Rennes : « On ne peut pas tout faire à vélo »… Comment la logistique urbaine compte abandonner le diesel

TRANSPORT Une charte de bonnes pratiques a été signée par de nombreux acteurs du transport jeudi à Rennes Métropole

Camille Allain

— 

Filiale de La Poste, la société Urby s'est spécialisée dans la livraison urbaine à vélo. Comme elle, de nombreuses entreprises de livraison ont signé une charte à Rennes.
Filiale de La Poste, la société Urby s'est spécialisée dans la livraison urbaine à vélo. Comme elle, de nombreuses entreprises de livraison ont signé une charte à Rennes. — C. Allain / 20 Minutes
  • A Rennes, les véhicules diesel ne pourront plus effectuer de livraison en 2030.
  • Une charte de bonnes pratiques a été signée jeudi par de nombreux acteurs du transport et de la logistique urbaine.
  • La livraison à vélo sera encouragée dans le centre-ville et les motorisations électriques privilégiées pour les camions transportant les colis les plus encombrants.

« Quand j’ai commencé comme chauffeur, la première chose que l’on faisait en arrivant, c’était de faire démarrer les camions. On enfumait tous les quais, c’était l’horreur ». Cela fait presque quinze ans qu’Alain conduit des poids lourds pour l’entreprise GFS. Depuis jeudi, il a vu son outil de travail devenir silencieux. Son employeur a investi dans un camion électrique de 16 tonnes. Moins polluant et surtout moins bruyant. « C’est très agréable à conduire », confie le chauffeur. Avec son autonomie de 250 kilomètres, ce camion sera chargé des livraisons urbaines dans le centre-ville de Rennes. « Pour les petits colis, nous faisons appel à des coursiers à vélo. Mais nous avons encore pas mal de clients qui ont besoin de palettes. Les magasins de l’hyper centre, il faut bien continuer à les livrer », glisse Jean-Yves Gautier, patron de GFS.

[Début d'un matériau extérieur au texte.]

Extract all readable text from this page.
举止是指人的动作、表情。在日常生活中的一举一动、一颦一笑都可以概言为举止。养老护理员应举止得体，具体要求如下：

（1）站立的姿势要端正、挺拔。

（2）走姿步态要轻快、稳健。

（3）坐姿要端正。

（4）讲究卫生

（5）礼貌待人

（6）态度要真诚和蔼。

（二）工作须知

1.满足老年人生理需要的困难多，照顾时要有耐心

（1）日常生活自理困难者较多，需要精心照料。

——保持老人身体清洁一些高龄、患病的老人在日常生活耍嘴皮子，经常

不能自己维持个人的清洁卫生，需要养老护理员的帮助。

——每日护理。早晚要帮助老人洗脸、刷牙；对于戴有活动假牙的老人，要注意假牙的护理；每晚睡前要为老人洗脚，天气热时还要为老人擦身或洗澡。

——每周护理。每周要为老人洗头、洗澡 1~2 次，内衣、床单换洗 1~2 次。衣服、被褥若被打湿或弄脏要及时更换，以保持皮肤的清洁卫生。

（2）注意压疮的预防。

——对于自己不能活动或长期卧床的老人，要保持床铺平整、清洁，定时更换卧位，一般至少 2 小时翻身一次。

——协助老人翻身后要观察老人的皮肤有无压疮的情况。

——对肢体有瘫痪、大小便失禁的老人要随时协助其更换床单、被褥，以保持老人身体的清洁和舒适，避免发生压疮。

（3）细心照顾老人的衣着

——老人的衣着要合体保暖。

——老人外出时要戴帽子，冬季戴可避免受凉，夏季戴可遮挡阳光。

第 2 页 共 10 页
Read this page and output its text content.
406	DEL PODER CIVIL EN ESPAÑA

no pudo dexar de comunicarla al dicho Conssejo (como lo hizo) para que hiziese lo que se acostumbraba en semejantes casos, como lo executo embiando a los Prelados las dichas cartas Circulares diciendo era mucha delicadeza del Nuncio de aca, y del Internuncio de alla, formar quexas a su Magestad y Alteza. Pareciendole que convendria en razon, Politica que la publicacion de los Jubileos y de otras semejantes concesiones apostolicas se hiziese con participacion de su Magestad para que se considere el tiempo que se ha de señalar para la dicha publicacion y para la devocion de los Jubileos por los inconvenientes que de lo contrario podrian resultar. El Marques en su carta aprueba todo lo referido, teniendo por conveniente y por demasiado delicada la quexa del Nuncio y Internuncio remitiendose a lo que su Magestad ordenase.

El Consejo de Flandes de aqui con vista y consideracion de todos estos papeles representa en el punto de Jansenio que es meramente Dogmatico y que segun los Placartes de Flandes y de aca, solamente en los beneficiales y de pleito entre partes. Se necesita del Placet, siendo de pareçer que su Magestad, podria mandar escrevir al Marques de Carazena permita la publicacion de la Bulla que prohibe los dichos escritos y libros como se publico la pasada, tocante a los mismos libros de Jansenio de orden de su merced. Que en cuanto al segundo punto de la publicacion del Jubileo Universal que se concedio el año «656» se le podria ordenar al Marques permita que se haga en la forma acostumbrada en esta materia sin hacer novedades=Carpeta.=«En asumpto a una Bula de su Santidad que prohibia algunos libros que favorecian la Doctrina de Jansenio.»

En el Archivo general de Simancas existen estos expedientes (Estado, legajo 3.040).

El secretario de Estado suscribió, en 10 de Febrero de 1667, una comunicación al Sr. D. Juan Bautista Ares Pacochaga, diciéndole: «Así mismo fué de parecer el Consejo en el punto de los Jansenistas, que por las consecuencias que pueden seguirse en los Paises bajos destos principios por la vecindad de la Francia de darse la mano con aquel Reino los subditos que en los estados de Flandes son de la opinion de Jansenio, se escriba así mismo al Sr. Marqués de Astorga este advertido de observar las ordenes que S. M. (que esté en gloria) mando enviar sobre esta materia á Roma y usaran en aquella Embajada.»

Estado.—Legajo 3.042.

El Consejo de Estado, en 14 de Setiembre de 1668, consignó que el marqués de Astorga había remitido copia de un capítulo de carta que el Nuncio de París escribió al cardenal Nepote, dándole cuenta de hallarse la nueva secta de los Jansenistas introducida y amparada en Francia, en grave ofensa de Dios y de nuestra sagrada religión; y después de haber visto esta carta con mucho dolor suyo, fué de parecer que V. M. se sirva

Cette complémentarité entre les différents modes de transport résume bien l’essence de la charte de la logistique urbaine signée jeudi à l’hôtel de Rennes Métropole. L’enjeu est de taille pour les transporteurs, qui verront le centre-ville de la capitale bretonne leur interdire l’accès aux véhicules diesel d’ici 2030. « Les entreprises ne vont pas changer toute leur flotte en un clin d’œil. Il nous faut anticiper cette transition », explique la présidente de la métropole Nathalie Appéré. La logistique représenterait 15 % des émissions de gaz à effet de serre en France.

« On a tous l’image du camion de livraison garé sur la piste cyclable »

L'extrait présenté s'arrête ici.